On a year-to-date basis, total room nights sold decreased by 14.8%, reflective of a 25.7% falloff in private room listings and a 13.3% decline in bookings for entire place listings. Pricing data revealed that the ADR for both entire place and hotel comparable listings rose by 10.6% and by 4.7%, to $462.67 and $162.76, respectively.
Fiscal
Preliminary data on the Government’s budgetary operations for the first nine months of FY2020/2021 showed a widening in the deficit to $878.2 million from $251.3 million in the comparative period in FY2019/2020. Attributed to this outturn were notable revenue losses and higher spending associated with a rise in health and social welfare outlays, related to COVID-19 responses, combined with expenditure still related to post-hurricane rebuilding works. In the underlying developments, aggregate revenue contracted by $527.4 million (30.0%) to $1,229.8 million, while total expenditure expanded by $99.4 million (5.0%) to $2,107.9 million.
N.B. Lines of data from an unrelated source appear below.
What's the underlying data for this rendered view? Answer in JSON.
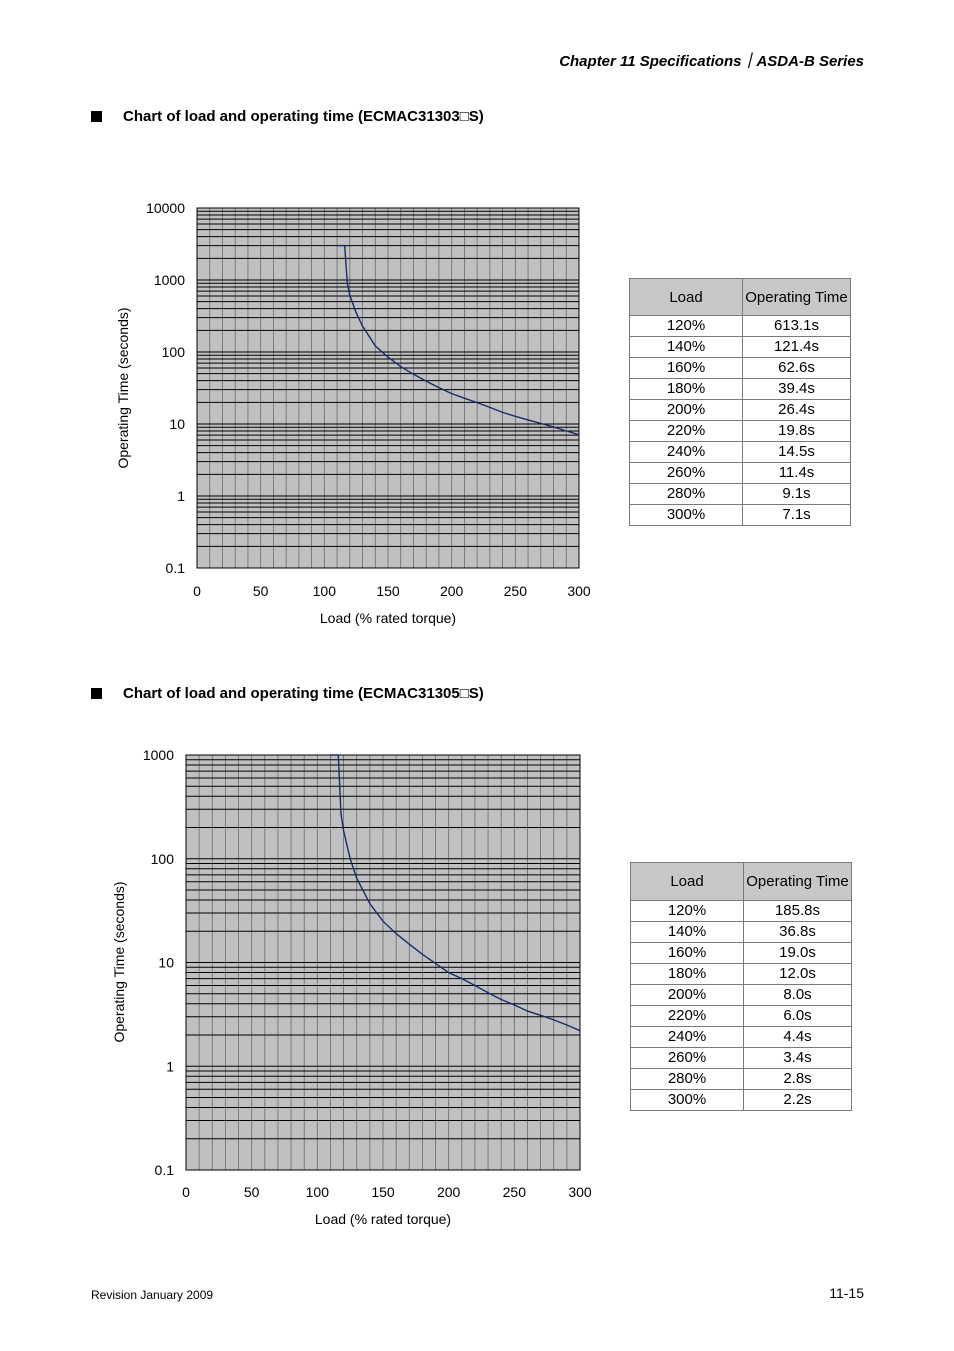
{
  "header": {
    "title": "Chapter 11  Specifications｜ASDA-B Series"
  },
  "sections": [
    {
      "heading": "Chart of load and operating time (ECMAC31303□S)",
      "table": {
        "headers": [
          "Load",
          "Operating Time"
        ],
        "rows": [
          [
            "120%",
            "613.1s"
          ],
          [
            "140%",
            "121.4s"
          ],
          [
            "160%",
            "62.6s"
          ],
          [
            "180%",
            "39.4s"
          ],
          [
            "200%",
            "26.4s"
          ],
          [
            "220%",
            "19.8s"
          ],
          [
            "240%",
            "14.5s"
          ],
          [
            "260%",
            "11.4s"
          ],
          [
            "280%",
            "9.1s"
          ],
          [
            "300%",
            "7.1s"
          ]
        ]
      }
    },
    {
      "heading": "Chart of load and operating time (ECMAC31305□S)",
      "table": {
        "headers": [
          "Load",
          "Operating Time"
        ],
        "rows": [
          [
            "120%",
            "185.8s"
          ],
          [
            "140%",
            "36.8s"
          ],
          [
            "160%",
            "19.0s"
          ],
          [
            "180%",
            "12.0s"
          ],
          [
            "200%",
            "8.0s"
          ],
          [
            "220%",
            "6.0s"
          ],
          [
            "240%",
            "4.4s"
          ],
          [
            "260%",
            "3.4s"
          ],
          [
            "280%",
            "2.8s"
          ],
          [
            "300%",
            "2.2s"
          ]
        ]
      }
    }
  ],
  "chart_data": [
    {
      "type": "line",
      "xlabel": "Load (% rated torque)",
      "ylabel": "Operating Time (seconds)",
      "xlim": [
        0,
        300
      ],
      "ylim": [
        0.1,
        10000
      ],
      "yscale": "log",
      "xticks": [
        "0",
        "50",
        "100",
        "150",
        "200",
        "250",
        "300"
      ],
      "yticks": [
        "0.1",
        "1",
        "10",
        "100",
        "1000",
        "10000"
      ],
      "grid": true,
      "line_color": "#1a2a6c",
      "x": [
        110,
        116,
        118,
        120,
        125,
        130,
        140,
        150,
        160,
        170,
        180,
        190,
        200,
        210,
        220,
        230,
        240,
        250,
        260,
        270,
        280,
        290,
        300
      ],
      "y": [
        3000,
        3000,
        900,
        613.1,
        350,
        230,
        121.4,
        85,
        62.6,
        49,
        39.4,
        32,
        26.4,
        22.8,
        19.8,
        17,
        14.5,
        12.8,
        11.4,
        10.2,
        9.1,
        8,
        7.1
      ]
    },
    {
      "type": "line",
      "xlabel": "Load (% rated torque)",
      "ylabel": "Operating Time (seconds)",
      "xlim": [
        0,
        300
      ],
      "ylim": [
        0.1,
        1000
      ],
      "yscale": "log",
      "xticks": [
        "0",
        "50",
        "100",
        "150",
        "200",
        "250",
        "300"
      ],
      "yticks": [
        "0.1",
        "1",
        "10",
        "100",
        "1000"
      ],
      "grid": true,
      "line_color": "#1a2a6c",
      "x": [
        110,
        116,
        117,
        118,
        120,
        125,
        130,
        140,
        150,
        160,
        170,
        180,
        190,
        200,
        210,
        220,
        230,
        240,
        250,
        260,
        270,
        280,
        290,
        300
      ],
      "y": [
        1000,
        1000,
        500,
        270,
        185.8,
        100,
        65,
        36.8,
        25,
        19.0,
        15,
        12.0,
        9.8,
        8.0,
        7,
        6.0,
        5.1,
        4.4,
        3.9,
        3.4,
        3.1,
        2.8,
        2.5,
        2.2
      ]
    }
  ],
  "footer": {
    "left": "Revision January 2009",
    "right": "11-15"
  }
}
The reduction in revenue collections was led by a falloff in tax receipts by $518.2 million (33.4%) to $1,034.1 million, as taxes on goods and services fell by $376.3 million (32.7%). Specifically, VAT receipts decreased by $269.1 million (36.4%) to $469.8 million, while excise taxes reduced by $80.2 million to $129.0 million. Further, gaming taxes and taxes on the use of goods and services declined by $14.4 million to $16.4 million and by $8.3 million to $116.0 million, respectively. In addition, proceeds from international trade and transactions—inclusive of departure taxes, taxes on imports, customs and other import duties—contracted by $123.2 million (39.5%) to $163.0 million, owing to the slow recovery of tourism sector activity. Likewise, smaller decreases were posted for general stamp taxes ($4.3 million). In a modest offset, collections from property taxes rose by $11.6 million to $96.6 million. Non-tax revenue was lower by $9.1 million (4.4%) at $195.7 million, following a falloff of $14.1 million in receipts from the sale of goods & services to $111.8 million, on account of reduced proceeds from immigration and customs fees.
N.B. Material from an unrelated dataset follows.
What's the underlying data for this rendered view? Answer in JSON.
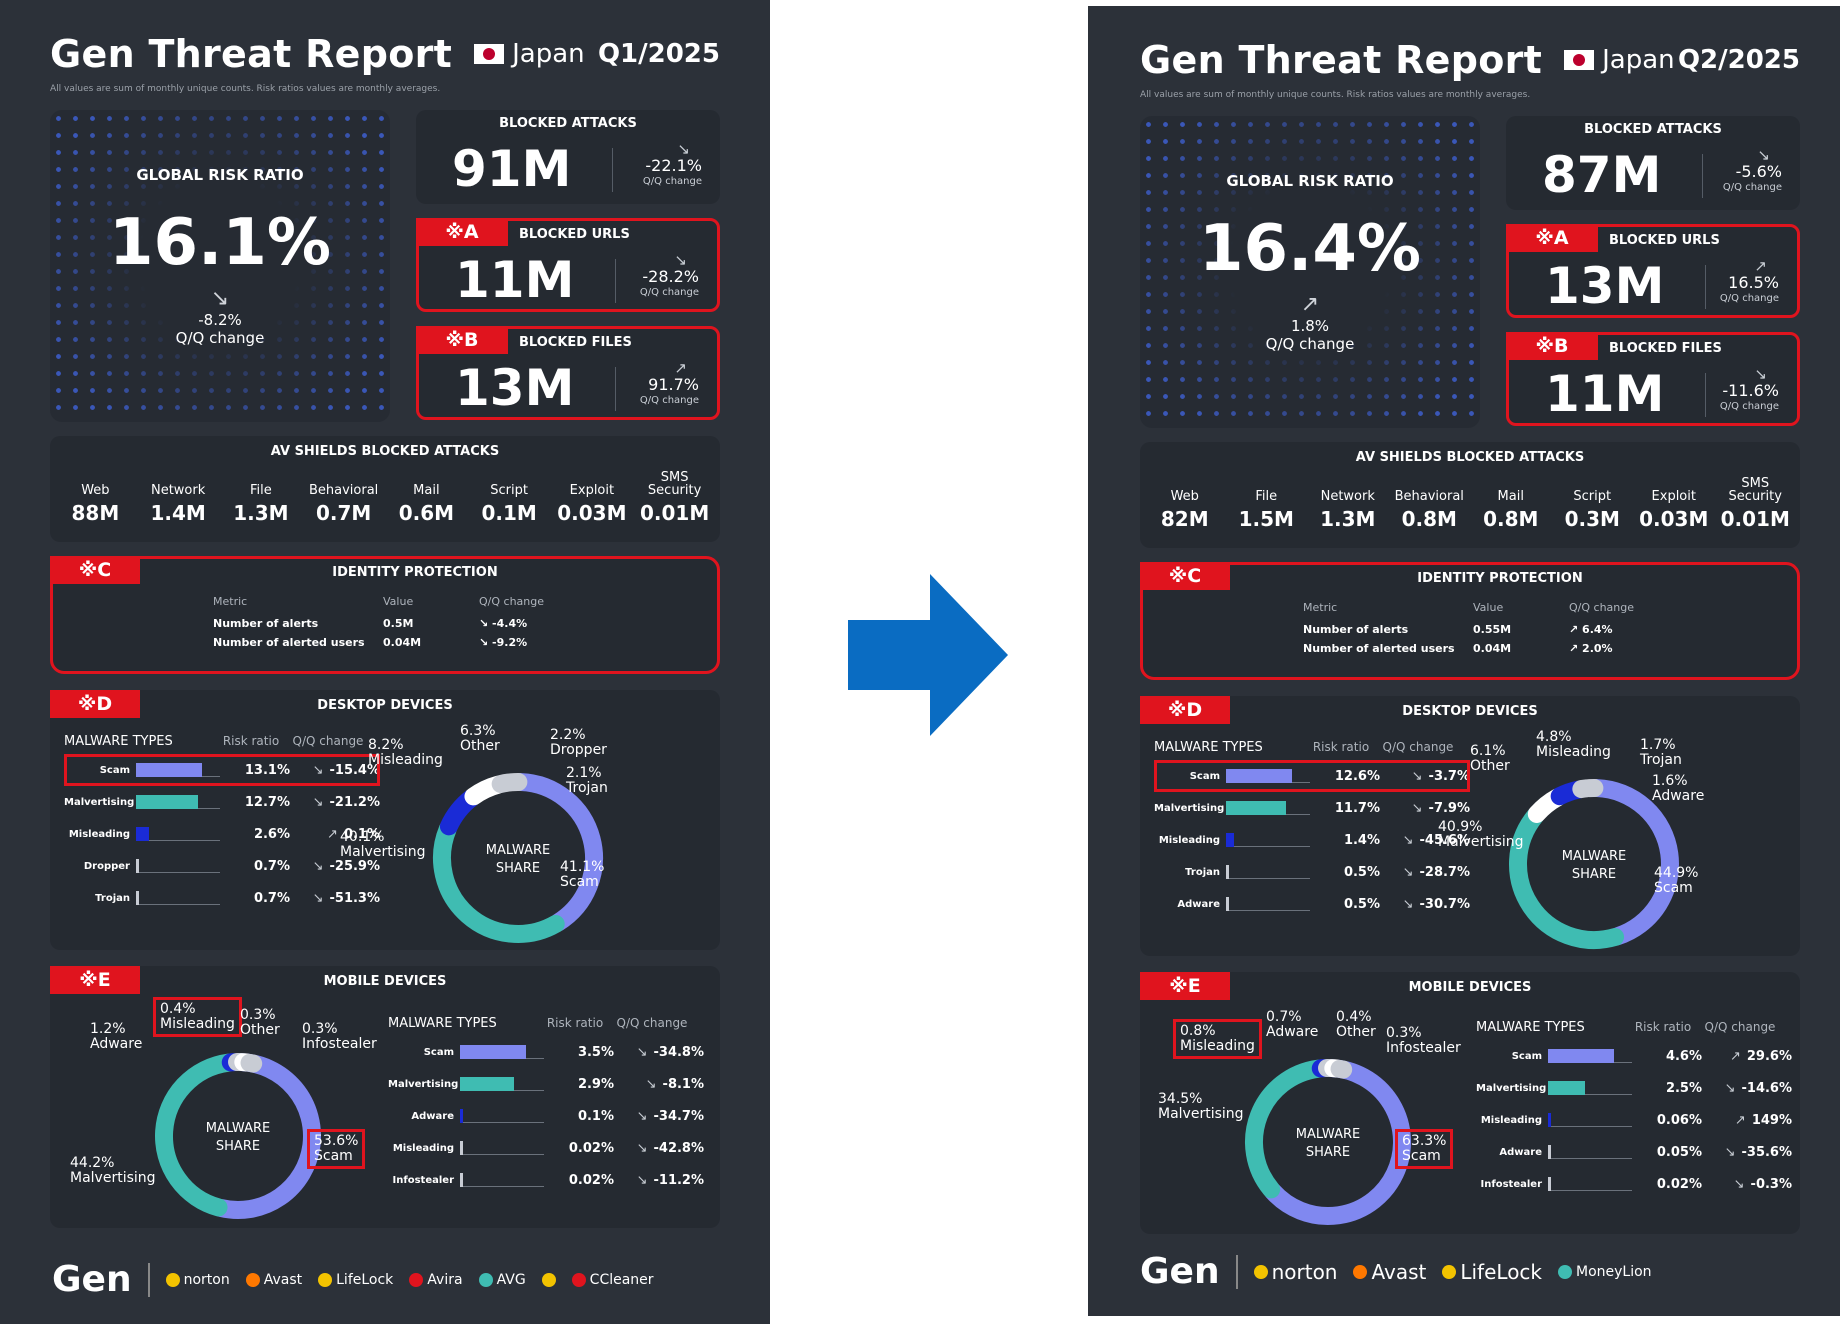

The growth in expenditure was due in large measure to a $129.6 million (7.2%) rise in recurrent outlays to $1,939.9 million. Underlying this outcome, social benefits outlays more than doubled to $270.4 million from $126.9 million last year, owing to significant support for unemployment and food assistance programs. In addition, interest payments grew by $21.8 million to $264.1 million, relative to the comparative period in FY2019/2020. Likewise, outlays for subsidies increased by $19.2 million to $330.0 million, while disbursements for the purchases of goods and services rose by $15.5 million to $381.1 million. In a partial offset, payments for employees compensation declined by $61.0 million (10.6%) to $513.1 million. Moreover, outlays for grants edged down by $0.6 million. Capital expenditure moved lower by $30.2 million (15.2%) to $168.0 million, as capital transfers fell by $27.8 million.